Ultrasonography gives us information: the image has a very well-defined oval or circular contour. The image is anechoic (appears as a dark spot on the ultrasound).
Aspiration is necessary for cytology of the liquid. Then the air is blown out. This allows a pneumorradiography to be performed immediately or within 2-3 weeks, which also serves as a treatment. This puncture cures 70 to 90% of cysts.
The mammogram shows a nodular, well-circumscribed tumor with a round or oval outline, homogeneous and well-defined. You may have a radiolucent peripheral halo that encompasses part or all of the lesion.
- Galactocel
Galactocele is a simple cyst containing liquid or thick milk produced by a dilation of a breast milk duct. Previous breastfeeding is associated with this problem and generally develops when it has been abruptly stopped.

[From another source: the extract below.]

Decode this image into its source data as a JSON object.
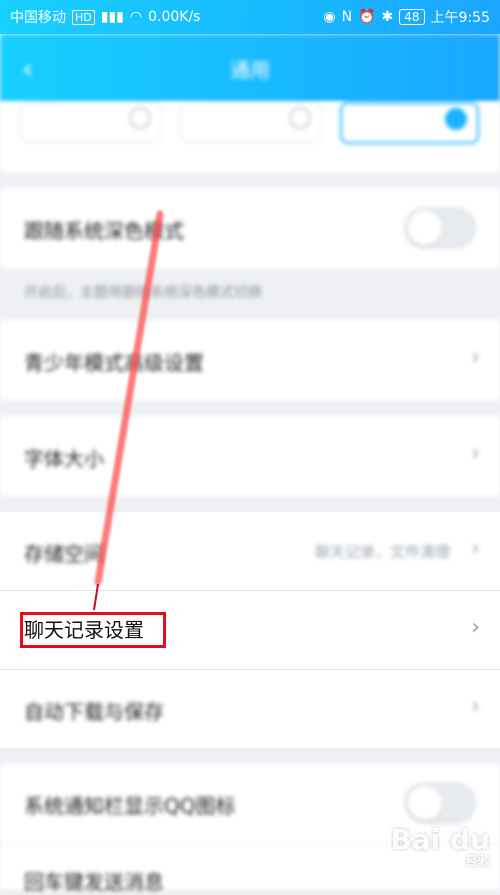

It feels like a spherical, non-adherent, circumscribed and variable floating “puff” in which expression can cause milk to appear through the nipple.
The mammographic image presents rounded edges with homogeneous and dense content, very similar to simple cysts, but which never exceeds 60 mm. The ultrasound image shows a nodular and regular margin. Cytology material reveals the existence of milk.
It is not convenient to operate to avoid the formation of fistulas. The treatment of choice is puncture-aspiration and excision.